What does the word “diversity” mean to you? When you hear that word do you automatically think differences? Or do you see a group of people who might look different working together and supporting each other? If your answer is the first response, then you’re on the right track. Diversity is about being different. But I think we use it interchangeably with the idea of inclusion. One is a system, the other is people. There are many diversity initiatives in workplaces now. And in some cases it can be very apparent and awkward. But to me, these initiatives highlight our differences. Which is different than celebrating the differences. See where I’m going with this?
In the case of employment, I think it’s important to hire the best person for the job. The person with the most experience, or knowledge in that particular field. Regardless of race, gender, religious beliefs etc. But in my industry, we see employers hiring for “fit”. How does your personality “fit” in with the workplace culture? And is that fair? I could have less experience, but generally be more easy going and get the job. Someone who has worked harder than me is automatically cut out of an opportunity because they weren’t funny enough. Or they didn’t laugh at the right jokes. And in some cases that could be as a result of cultural differences. So I think this idea of “fit” is how people are discriminated against.
No employer is going to tell you that they hire this way. And there are a lot that don’t. In order for change to occur, the system itself needs to change. And that, my friends, is inclusion. Building a system that sees past the differences. Whether those be in the form of the colour of your skin, your gender, your religious beliefs, whether or not you have a disability or your sexual orientation. Employers should be “blind” to these, but more often than not we see them loud and clear. These are the things that make us diverse. Being a woman, for example, shouldn’t be considered a bad thing. But depending on the industry, it can be a disadvantage.
With diversity initiatives being more prevalent, we can also see this working in the other direction. Do employers read between the lines of a resume to choose a candidate? Do they see job history or even where you got your degree to determine your race or culture? In the cases where the quota system still exists, these subtle ques may bump your resume up to the top of the pile. Just to meet that minimum. But is that any better than hiring for fit?

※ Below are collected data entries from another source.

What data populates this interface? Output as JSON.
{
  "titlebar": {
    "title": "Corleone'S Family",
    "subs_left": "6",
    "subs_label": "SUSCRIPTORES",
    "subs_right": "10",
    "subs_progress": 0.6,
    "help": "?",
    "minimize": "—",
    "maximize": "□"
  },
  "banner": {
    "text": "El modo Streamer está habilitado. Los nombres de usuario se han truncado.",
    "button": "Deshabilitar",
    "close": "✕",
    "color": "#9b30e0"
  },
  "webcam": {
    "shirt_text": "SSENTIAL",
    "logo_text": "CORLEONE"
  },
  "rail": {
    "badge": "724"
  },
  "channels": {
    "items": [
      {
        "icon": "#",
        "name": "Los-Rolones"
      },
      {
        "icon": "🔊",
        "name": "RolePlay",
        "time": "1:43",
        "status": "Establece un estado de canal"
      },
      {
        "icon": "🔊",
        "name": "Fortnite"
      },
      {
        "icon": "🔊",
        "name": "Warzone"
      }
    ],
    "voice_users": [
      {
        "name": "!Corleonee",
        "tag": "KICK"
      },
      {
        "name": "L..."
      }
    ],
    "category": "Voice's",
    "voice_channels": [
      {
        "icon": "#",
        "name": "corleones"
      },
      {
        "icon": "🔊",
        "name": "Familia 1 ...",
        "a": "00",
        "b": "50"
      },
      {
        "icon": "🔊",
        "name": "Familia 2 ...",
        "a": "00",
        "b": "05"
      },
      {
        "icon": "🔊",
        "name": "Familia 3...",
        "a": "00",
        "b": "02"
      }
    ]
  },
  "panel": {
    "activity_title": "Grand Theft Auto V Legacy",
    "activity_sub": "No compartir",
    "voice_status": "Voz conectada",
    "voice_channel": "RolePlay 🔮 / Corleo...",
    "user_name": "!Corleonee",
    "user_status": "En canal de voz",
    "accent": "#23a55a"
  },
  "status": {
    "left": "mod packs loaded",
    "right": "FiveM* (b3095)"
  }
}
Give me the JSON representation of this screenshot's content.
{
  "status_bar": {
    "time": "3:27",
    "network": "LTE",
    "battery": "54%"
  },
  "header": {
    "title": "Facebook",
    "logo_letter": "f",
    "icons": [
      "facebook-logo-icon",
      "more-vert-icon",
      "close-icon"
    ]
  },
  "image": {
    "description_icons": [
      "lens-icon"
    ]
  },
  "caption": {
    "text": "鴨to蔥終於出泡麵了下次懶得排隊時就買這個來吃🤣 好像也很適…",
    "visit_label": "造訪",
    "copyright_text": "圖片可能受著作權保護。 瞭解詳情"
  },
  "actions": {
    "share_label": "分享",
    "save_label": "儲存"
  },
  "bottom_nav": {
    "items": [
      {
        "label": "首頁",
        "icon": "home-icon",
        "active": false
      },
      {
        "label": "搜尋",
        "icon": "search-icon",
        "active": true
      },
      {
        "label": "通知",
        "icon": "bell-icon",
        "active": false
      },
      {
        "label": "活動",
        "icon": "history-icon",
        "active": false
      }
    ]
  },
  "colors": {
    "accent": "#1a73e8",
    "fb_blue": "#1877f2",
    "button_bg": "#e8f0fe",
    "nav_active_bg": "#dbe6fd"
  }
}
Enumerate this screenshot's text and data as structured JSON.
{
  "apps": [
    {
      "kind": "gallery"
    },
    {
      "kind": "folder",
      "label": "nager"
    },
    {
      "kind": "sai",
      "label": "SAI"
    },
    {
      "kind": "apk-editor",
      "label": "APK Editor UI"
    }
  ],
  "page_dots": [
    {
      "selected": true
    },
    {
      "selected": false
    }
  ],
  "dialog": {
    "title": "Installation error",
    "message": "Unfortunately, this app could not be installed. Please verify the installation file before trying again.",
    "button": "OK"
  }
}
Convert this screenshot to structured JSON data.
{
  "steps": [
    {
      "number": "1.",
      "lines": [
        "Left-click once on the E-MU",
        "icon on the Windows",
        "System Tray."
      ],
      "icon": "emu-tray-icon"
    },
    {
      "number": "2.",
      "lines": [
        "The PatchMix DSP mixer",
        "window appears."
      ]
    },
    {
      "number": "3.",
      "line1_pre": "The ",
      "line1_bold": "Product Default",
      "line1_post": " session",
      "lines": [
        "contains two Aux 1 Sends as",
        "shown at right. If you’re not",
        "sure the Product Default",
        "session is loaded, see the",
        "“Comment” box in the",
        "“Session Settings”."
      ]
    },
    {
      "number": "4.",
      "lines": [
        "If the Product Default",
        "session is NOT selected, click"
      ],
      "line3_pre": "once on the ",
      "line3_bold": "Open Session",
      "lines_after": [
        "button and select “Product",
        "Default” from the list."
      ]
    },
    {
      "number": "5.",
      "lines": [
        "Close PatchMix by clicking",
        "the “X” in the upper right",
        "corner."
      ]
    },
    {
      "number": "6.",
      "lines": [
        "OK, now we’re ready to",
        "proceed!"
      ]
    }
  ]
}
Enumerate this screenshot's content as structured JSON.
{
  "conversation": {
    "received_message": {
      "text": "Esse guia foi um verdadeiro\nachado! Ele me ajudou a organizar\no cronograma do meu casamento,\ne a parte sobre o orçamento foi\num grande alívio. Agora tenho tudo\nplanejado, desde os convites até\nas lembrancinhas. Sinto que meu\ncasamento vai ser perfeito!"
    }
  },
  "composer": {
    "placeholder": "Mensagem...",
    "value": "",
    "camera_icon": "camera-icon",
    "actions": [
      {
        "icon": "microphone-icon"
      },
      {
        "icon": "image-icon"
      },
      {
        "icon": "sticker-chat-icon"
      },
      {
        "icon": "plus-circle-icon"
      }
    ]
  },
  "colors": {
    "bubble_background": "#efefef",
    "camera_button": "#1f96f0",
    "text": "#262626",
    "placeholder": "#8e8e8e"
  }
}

In order to build an inclusive system, we need to look at the system we are operating under. The Federal Government of Canada operates under the Employment Equity Act. Which means, if you are: a woman, an Aboriginal, or a person with a disability, you are going to get preference with your application. I don’t believe that means that you will automatically get the job. But if you have a pool of 100 people, and only 5 people in those categories apply, how many people do you interview? I know the Federal Government has a rigorous testing process associated with recruitment, so maybe those less qualified are weeded out during that process. But then is it just an act? Literally a show to make people think that you’re trying to be more inclusive?
I want to see more diversity initiatives in the workplace, but I want to see them outside of Human Resources. I think that it becomes less about celebrating differences and more about targeting differences. Pointing out that someone is different in some way. Build a system that mixes people together in the right way for them to be successful. Diversity makes us stronger, but inclusion makes us better.